In Seoul, this protective roof is supported by two pillars, in the middle of which is the royal palace: in the west the altar, where worship was once offered to the gods of the earth and the good harvest, and in the east the Chongmyo, where the ancestral tables were kept and worshiped of kings. This trinity is a pledge for the well-being of the land. It finds its personal expression in the king, who sacrifices to the gods and is the descendant of a number of powerful ancestors.

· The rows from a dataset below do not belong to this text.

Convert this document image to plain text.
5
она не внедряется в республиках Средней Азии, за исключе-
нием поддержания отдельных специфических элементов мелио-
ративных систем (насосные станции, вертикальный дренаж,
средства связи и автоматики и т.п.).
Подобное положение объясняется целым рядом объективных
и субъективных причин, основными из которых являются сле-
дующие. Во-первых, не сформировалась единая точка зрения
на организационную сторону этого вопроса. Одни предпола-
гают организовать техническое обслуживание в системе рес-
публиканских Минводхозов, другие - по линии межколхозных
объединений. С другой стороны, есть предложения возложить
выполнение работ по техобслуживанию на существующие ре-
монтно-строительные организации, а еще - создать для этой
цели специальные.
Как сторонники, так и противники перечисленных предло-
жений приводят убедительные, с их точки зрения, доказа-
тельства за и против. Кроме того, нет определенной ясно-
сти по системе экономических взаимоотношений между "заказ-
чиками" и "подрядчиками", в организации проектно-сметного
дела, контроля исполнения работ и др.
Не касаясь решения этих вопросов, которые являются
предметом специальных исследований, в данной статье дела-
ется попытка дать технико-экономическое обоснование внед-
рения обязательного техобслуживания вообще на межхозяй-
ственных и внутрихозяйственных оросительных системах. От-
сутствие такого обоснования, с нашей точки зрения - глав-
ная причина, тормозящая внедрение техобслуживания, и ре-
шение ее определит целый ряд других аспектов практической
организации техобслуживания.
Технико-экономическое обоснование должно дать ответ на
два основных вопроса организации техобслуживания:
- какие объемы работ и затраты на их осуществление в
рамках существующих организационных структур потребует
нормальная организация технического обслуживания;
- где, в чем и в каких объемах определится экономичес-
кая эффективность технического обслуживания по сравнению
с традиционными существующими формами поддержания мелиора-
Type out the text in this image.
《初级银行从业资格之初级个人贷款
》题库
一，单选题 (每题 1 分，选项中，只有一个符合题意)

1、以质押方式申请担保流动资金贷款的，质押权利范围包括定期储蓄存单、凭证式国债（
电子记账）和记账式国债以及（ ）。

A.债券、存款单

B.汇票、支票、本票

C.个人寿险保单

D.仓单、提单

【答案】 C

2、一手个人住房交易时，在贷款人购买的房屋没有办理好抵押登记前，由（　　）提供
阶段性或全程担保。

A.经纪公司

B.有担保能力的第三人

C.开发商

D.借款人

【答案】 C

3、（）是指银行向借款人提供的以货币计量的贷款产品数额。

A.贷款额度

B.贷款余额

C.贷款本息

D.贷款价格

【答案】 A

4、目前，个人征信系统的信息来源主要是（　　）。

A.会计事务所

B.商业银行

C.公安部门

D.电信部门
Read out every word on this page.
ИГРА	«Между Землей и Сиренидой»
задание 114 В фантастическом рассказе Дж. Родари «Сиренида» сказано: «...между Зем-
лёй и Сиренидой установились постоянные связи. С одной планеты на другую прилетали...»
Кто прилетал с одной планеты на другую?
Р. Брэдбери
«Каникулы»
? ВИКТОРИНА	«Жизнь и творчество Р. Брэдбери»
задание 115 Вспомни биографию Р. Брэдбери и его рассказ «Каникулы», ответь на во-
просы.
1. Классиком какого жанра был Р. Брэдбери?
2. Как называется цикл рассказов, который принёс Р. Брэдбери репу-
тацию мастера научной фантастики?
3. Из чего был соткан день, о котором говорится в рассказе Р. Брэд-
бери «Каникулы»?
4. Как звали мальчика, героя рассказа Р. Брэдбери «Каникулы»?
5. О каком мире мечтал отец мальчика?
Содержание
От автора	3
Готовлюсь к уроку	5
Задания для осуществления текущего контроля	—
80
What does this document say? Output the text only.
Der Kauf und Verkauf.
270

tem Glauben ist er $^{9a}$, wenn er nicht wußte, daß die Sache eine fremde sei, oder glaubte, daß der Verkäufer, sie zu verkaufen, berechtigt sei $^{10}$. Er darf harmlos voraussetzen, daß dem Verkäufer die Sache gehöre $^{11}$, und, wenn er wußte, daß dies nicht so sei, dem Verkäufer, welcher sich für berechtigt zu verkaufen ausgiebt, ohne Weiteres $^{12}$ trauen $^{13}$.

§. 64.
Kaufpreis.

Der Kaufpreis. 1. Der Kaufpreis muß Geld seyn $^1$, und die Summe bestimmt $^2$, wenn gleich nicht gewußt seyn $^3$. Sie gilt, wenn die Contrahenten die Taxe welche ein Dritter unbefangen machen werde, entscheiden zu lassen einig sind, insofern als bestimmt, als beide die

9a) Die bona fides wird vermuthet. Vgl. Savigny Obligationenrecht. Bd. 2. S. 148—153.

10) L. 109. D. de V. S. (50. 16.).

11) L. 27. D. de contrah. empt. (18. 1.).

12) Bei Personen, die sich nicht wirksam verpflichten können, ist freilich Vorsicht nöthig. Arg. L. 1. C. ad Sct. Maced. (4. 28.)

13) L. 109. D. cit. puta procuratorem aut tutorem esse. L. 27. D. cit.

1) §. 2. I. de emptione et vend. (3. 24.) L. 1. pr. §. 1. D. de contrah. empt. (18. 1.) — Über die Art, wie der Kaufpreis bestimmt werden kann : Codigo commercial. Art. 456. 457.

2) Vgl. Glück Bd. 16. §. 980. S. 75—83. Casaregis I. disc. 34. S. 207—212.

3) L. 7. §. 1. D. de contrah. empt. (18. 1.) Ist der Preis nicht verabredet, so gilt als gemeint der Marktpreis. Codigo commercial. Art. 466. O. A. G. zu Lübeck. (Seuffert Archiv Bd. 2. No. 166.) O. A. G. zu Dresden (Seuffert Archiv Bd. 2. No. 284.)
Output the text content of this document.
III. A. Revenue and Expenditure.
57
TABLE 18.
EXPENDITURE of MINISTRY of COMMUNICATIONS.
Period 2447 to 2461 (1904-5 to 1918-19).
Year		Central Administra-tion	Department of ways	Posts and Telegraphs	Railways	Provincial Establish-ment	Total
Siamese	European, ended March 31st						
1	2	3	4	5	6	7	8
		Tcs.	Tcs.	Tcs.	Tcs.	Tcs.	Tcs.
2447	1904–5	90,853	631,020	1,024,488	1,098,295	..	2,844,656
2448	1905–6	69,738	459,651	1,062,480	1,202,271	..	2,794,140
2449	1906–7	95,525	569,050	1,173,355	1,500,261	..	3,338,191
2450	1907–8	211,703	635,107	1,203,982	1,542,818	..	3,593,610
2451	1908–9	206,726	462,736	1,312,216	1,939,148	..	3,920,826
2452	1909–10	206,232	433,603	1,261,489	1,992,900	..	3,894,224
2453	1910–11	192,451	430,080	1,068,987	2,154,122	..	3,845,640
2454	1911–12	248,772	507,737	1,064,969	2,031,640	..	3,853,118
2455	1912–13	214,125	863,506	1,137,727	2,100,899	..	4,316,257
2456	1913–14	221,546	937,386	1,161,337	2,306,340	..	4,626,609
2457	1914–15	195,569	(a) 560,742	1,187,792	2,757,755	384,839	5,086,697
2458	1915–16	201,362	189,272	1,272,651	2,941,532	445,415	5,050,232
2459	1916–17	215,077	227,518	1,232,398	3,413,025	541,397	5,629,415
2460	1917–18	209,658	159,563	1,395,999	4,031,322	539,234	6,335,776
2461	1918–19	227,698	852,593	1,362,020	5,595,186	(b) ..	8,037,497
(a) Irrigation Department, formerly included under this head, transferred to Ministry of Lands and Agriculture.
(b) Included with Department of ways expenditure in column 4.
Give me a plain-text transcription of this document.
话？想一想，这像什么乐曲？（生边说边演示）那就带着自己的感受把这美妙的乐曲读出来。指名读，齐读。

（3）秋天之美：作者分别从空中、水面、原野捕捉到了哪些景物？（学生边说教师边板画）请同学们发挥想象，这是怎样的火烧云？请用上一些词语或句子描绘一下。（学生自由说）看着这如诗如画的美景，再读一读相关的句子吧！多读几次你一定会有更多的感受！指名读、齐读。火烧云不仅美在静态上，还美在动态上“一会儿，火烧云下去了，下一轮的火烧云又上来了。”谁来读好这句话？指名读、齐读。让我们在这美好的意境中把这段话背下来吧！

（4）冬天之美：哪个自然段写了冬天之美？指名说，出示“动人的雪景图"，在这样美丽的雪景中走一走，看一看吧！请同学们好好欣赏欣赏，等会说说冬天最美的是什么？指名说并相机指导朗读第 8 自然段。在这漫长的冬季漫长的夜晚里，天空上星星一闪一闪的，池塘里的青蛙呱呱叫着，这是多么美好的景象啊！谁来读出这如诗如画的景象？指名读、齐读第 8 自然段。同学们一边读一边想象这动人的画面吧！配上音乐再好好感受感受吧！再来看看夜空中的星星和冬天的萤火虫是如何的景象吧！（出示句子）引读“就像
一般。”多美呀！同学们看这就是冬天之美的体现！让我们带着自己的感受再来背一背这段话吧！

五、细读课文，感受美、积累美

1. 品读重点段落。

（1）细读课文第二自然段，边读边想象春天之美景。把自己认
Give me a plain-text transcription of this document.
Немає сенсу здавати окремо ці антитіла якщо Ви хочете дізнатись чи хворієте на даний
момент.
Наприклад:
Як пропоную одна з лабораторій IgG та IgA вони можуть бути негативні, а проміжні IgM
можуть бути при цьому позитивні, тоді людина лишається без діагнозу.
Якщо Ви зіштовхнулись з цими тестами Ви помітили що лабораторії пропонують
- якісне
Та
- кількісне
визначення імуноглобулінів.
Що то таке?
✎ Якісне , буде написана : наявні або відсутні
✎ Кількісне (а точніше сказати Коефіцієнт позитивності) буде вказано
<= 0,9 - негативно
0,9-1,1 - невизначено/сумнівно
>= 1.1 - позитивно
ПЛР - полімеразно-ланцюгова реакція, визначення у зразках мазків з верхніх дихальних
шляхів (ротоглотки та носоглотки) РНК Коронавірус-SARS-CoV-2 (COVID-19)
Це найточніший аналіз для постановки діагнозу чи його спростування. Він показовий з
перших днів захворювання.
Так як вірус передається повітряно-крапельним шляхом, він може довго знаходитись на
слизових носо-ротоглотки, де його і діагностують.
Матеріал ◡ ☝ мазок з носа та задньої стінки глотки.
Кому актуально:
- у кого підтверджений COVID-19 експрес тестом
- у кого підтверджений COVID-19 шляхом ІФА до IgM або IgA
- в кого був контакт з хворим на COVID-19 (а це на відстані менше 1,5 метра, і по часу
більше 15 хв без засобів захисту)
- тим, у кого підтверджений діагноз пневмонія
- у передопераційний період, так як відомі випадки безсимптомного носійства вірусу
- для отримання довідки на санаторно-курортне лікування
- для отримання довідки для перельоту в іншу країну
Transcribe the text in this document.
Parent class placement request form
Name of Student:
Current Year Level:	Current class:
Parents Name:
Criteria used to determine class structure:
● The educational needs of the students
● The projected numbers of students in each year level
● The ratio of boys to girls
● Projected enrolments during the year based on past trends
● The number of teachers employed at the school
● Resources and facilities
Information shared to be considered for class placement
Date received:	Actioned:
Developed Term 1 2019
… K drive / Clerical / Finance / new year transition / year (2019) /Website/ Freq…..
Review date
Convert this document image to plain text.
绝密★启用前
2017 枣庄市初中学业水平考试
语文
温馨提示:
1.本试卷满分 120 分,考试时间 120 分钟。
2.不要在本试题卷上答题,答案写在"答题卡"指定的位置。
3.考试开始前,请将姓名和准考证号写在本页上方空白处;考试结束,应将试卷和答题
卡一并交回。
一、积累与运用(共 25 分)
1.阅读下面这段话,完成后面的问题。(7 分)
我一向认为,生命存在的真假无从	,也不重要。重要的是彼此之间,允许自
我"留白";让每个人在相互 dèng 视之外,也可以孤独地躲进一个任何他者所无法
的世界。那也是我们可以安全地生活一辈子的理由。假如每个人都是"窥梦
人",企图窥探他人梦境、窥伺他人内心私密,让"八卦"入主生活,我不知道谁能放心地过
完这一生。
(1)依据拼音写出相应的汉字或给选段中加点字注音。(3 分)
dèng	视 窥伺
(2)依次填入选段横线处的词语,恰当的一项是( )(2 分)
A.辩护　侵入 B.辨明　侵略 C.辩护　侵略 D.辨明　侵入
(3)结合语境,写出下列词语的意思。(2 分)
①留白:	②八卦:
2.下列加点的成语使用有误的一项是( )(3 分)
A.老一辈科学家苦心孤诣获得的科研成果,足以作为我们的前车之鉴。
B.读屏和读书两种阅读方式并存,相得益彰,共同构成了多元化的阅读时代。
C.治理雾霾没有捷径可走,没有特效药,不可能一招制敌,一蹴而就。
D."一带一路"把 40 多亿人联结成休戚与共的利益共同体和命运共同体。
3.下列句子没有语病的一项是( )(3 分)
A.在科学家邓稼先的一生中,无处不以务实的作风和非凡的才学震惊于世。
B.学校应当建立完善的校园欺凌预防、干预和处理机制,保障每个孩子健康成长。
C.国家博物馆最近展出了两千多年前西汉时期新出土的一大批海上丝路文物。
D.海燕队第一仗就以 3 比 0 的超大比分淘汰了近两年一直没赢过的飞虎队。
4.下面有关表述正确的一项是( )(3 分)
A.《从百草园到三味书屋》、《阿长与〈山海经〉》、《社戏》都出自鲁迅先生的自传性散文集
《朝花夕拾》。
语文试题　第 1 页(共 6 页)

The main hall, which consists of a long row of individual chambers and opens to the south, contains the ancestral tables of 18 kings. In the second, smaller hall there are the ancestral tables of twelve less significant ruling couples and four ancestors of the dynasty’s founder. These two wooden buildings reflect the austere and sober Confucian philosophy, which tends to be understatement, in their masterful simplicity they express timeless aesthetic discipline and elementary strength, in their proportions they embody the harmony of architecture with nature – and in front of its backdrop with the timeless weight of generations rolls off an archaic, magnificent, solemn spectacle: dressed like ministers at court, the male descendants pay homage to their ancestors, offer each selected food and three goblets of wine. The accompanying royal ceremonial music is a creation of King Sejong, who is extremely important for Korea’s culture and self-image, and to whom Korea owes its writing. Jade sound stones and bronze bells are important instruments for setting this music.
Ancestor worship is one of the Confucian values that are cultivated in Chongmyo; it is the only form of religious practice that Confucius accepted. In short: a person who is powerful and influential during their lifetime is also powerful after their death and is thus able to influence the fate of the living in both a positive and a negative sense. And who could be more powerful and influential than a king?